Sophie Wahnich, tout comme Hobsbawm, souligne combien c’est en 1989 à l’occasion du bicentenaire de la Révolution Française – mais aussi la date de l’effondrement du « bloc soviétique » - que la contestation de l’héritage révolutionnaire va s’intensifier et s’étendre progressivement à la Révolution dans son ensemble. Une des explications se trouve dans l’histoire de la réception des idées révolutionnaires et dans les conséquences qu’elles auront car «ce qui a maintenu en vie la Révolution française en tant que point de repère politique, lui donnant ainsi un second souffle, fut sa place dans les débats internes de la Russie soviétique ». Ce n’est donc pas un hasard si, après la diabolisation totale de la Révolution de 1917, on s’attaque à ce qui fut son modèle principal. C’est ainsi qu’après Livre noir du communisme[6] on retrouve quelqu’un comme Stéphane Courtois parmi les auteurs du Livre noir de la Révolution française[7]. Ce gros livre est intéressant à plus d’un titre. Publié par la très catholique maison d’édition du Cerf, il constitue un réquisitoire à charge de l’ensemble de la Révolution française reprenant tous les arguments habituels, parfois même de manière caricaturale comme avec le texte du Père Jean Charles-Roux consacré au Dauphin et qui ne comprend pas la moindre mention d’une source justifiant le propos. Le livre réhabilite bien entendu les Vendéens, dénonce la confiscation des biens de l’Eglise… mais va plus loin car dans sa deuxième partie il remet en avant une série d’auteurs contre-révolutionnaire comme Jacques Bainville et Charles Maurras. Le propos est d’ailleurs clair dès l’avant-propos puisque les idées de ces auteurs y sont présentées comme éclairant « les temps totalitaires et démocratiques d’une manière aussi inattendue que pertinente ».

Ce livre n’est malheureusement pas anecdotique mais au contraire significatif et illustratif d’une production littéraire et historique qu’analyse Hobsbawm dans la troisième partie de son livre.

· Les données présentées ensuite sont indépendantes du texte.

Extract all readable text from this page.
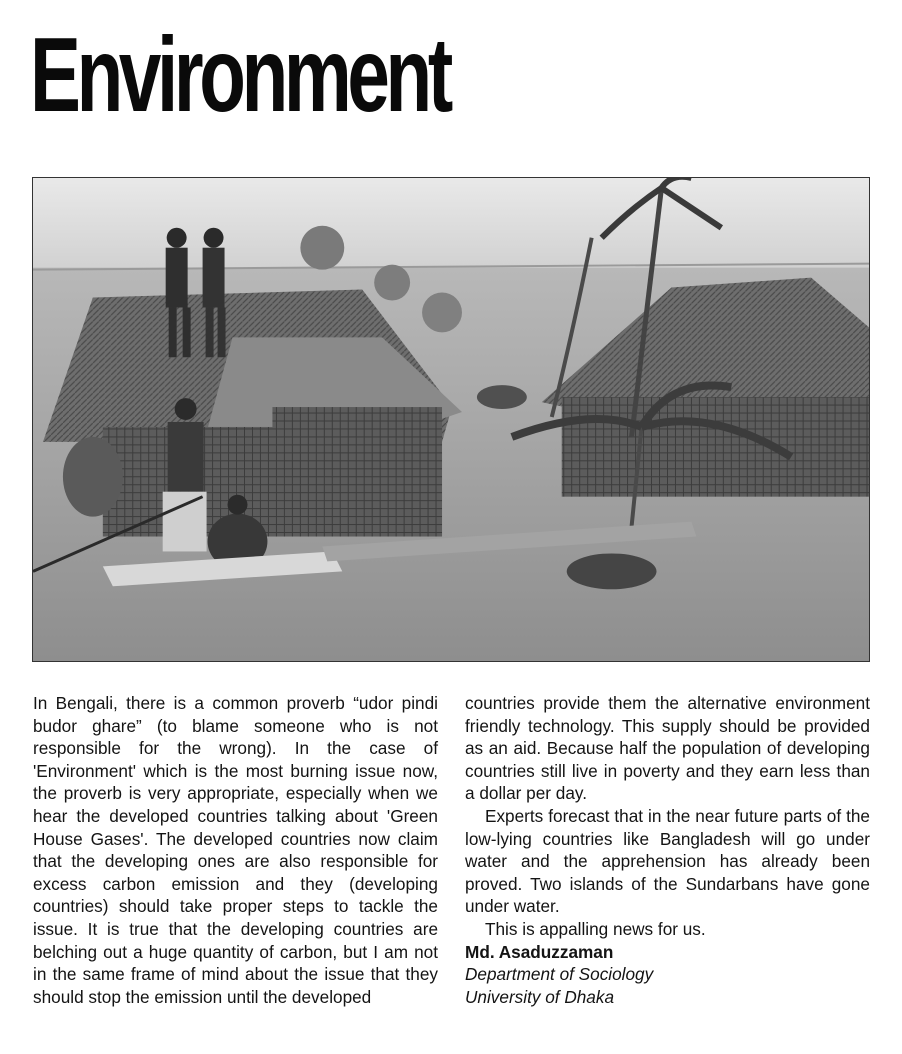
Environment

In Bengali, there is a common proverb “udor pindi budor ghare” (to blame someone who is not responsible for the wrong). In the case of 'Environment' which is the most burning issue now, the proverb is very appropriate, especially when we hear the developed countries talking about 'Green House Gases'. The developed countries now claim that the developing ones are also responsible for excess carbon emission and they (developing countries) should take proper steps to tackle the issue. It is true that the developing countries are belching out a huge quantity of carbon, but I am not in the same frame of mind about the issue that they should stop the emission until the developed

countries provide them the alternative environment friendly technology. This supply should be provided as an aid. Because half the population of developing countries still live in poverty and they earn less than a dollar per day.

Experts forecast that in the near future parts of the low-lying countries like Bangladesh will go under water and the apprehension has already been proved. Two islands of the Sundarbans have gone under water.

This is appalling news for us.

Md. Asaduzzaman

Department of Sociology

University of Dhaka
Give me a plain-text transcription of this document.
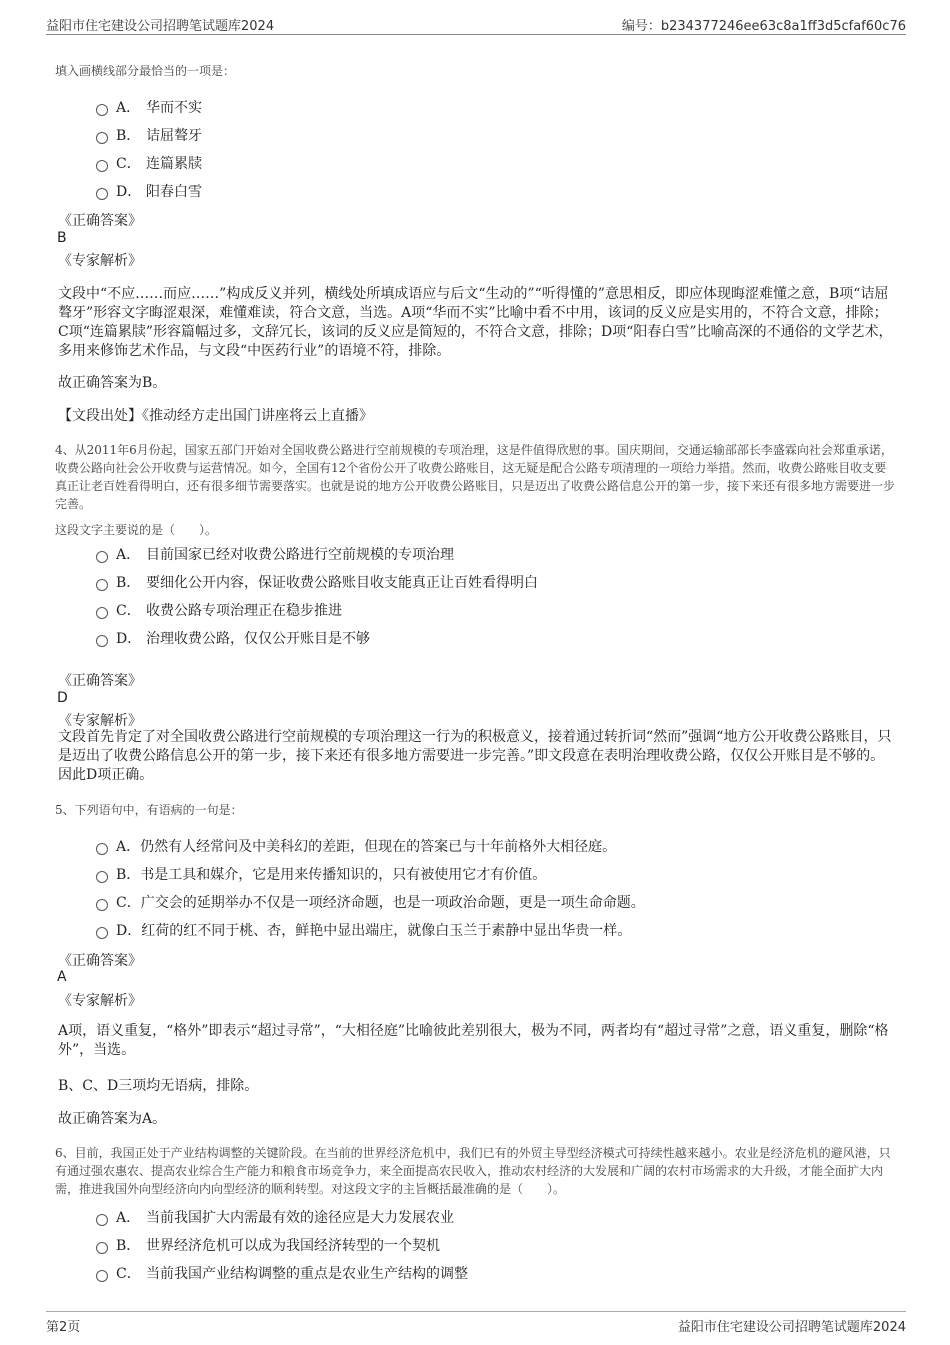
益阳市住宅建设公司招聘笔试题库2024	编号：b234377246ee63c8a1ff3d5cfaf60c76
填入画横线部分最恰当的一项是：
A． 华而不实
B． 诘屈聱牙
C． 连篇累牍
D． 阳春白雪
《正确答案》
B
《专家解析》
文段中“不应……而应……”构成反义并列，横线处所填成语应与后文“生动的”“听得懂的”意思相反，即应体现晦涩难懂之意，B项“诘屈聱牙”形容文字晦涩艰深，难懂难读，符合文意，当选。A项“华而不实”比喻中看不中用，该词的反义应是实用的，不符合文意，排除；C项“连篇累牍”形容篇幅过多，文辞冗长，该词的反义应是简短的，不符合文意，排除；D项“阳春白雪”比喻高深的不通俗的文学艺术，多用来修饰艺术作品，与文段“中医药行业”的语境不符，排除。
故正确答案为B。
【文段出处】《推动经方走出国门讲座将云上直播》
4、从2011年6月份起，国家五部门开始对全国收费公路进行空前规模的专项治理，这是件值得欣慰的事。国庆期间，交通运输部部长李盛霖向社会郑重承诺，收费公路向社会公开收费与运营情况。如今，全国有12个省份公开了收费公路账目，这无疑是配合公路专项清理的一项给力举措。然而，收费公路账目收支要真正让老百姓看得明白，还有很多细节需要落实。也就是说的地方公开收费公路账目，只是迈出了收费公路信息公开的第一步，接下来还有很多地方需要进一步完善。
这段文字主要说的是（　　）。
A． 目前国家已经对收费公路进行空前规模的专项治理
B． 要细化公开内容，保证收费公路账目收支能真正让百姓看得明白
C． 收费公路专项治理正在稳步推进
D． 治理收费公路，仅仅公开账目是不够
《正确答案》
D
《专家解析》
文段首先肯定了对全国收费公路进行空前规模的专项治理这一行为的积极意义，接着通过转折词“然而”强调“地方公开收费公路账目，只是迈出了收费公路信息公开的第一步，接下来还有很多地方需要进一步完善。”即文段意在表明治理收费公路，仅仅公开账目是不够的。因此D项正确。
5、下列语句中，有语病的一句是：
A．仍然有人经常问及中美科幻的差距，但现在的答案已与十年前格外大相径庭。
B．书是工具和媒介，它是用来传播知识的，只有被使用它才有价值。
C．广交会的延期举办不仅是一项经济命题，也是一项政治命题，更是一项生命命题。
D．红荷的红不同于桃、杏，鲜艳中显出端庄，就像白玉兰于素静中显出华贵一样。
《正确答案》
A
《专家解析》
A项，语义重复，“格外”即表示“超过寻常”，“大相径庭”比喻彼此差别很大，极为不同，两者均有“超过寻常”之意，语义重复，删除“格外”，当选。
B、C、D三项均无语病，排除。
故正确答案为A。
6、目前，我国正处于产业结构调整的关键阶段。在当前的世界经济危机中，我们已有的外贸主导型经济模式可持续性越来越小。农业是经济危机的避风港，只有通过强农惠农、提高农业综合生产能力和粮食市场竞争力，来全面提高农民收入，推动农村经济的大发展和广阔的农村市场需求的大升级，才能全面扩大内需，推进我国外向型经济向内向型经济的顺利转型。对这段文字的主旨概括最准确的是（　　）。
A． 当前我国扩大内需最有效的途径应是大力发展农业
B． 世界经济危机可以成为我国经济转型的一个契机
C． 当前我国产业结构调整的重点是农业生产结构的调整
第2页	益阳市住宅建设公司招聘笔试题库2024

Il s’agit donc bien d’une offensive idéologique qui vise, à travers des positionnements moraux décontextualisés faisant fi de l’Histoire au profit d’histoires[8], à contester les épisodes historiques qui visaient à émanciper le peuple. « Je ne doute pas que le jour où les causes de la Seconde Guerre mondiale ne seront plus identifiables, on écrira de merveilleuses histoires pleines de talent et d’amertume, parlant à son sujet de catastrophe inutile ayant causé plus de morts et de destructions que la Première Guerre, pour un résultat peu éloigné de ce qui aurait de toute façon fini par arriver. Il est évidemment plus facile d’envisager de tels événements si l’on ne cherche pas à les comprendre, ou si l’on ne se sent pas concerné par leur histoire. »[9]. Et posons-nous la question : n’est-on pas déjà très proche de ce jour quand on voit l’importance donnée au 8 mai en Belgique ou le vote au parlement européen ce 2 avril 2009 par 553 votes pour (dont les partis verts et la quasi totalités des sociaux-démocrates), 44 contre et 33 absentions d’une résolution réhabilitant les vaincus de la seconde guerre mondiale, soit les Fascistes de tout bord, et condamnant une des composantes du camp des vainqueurs, soit les Communistes ?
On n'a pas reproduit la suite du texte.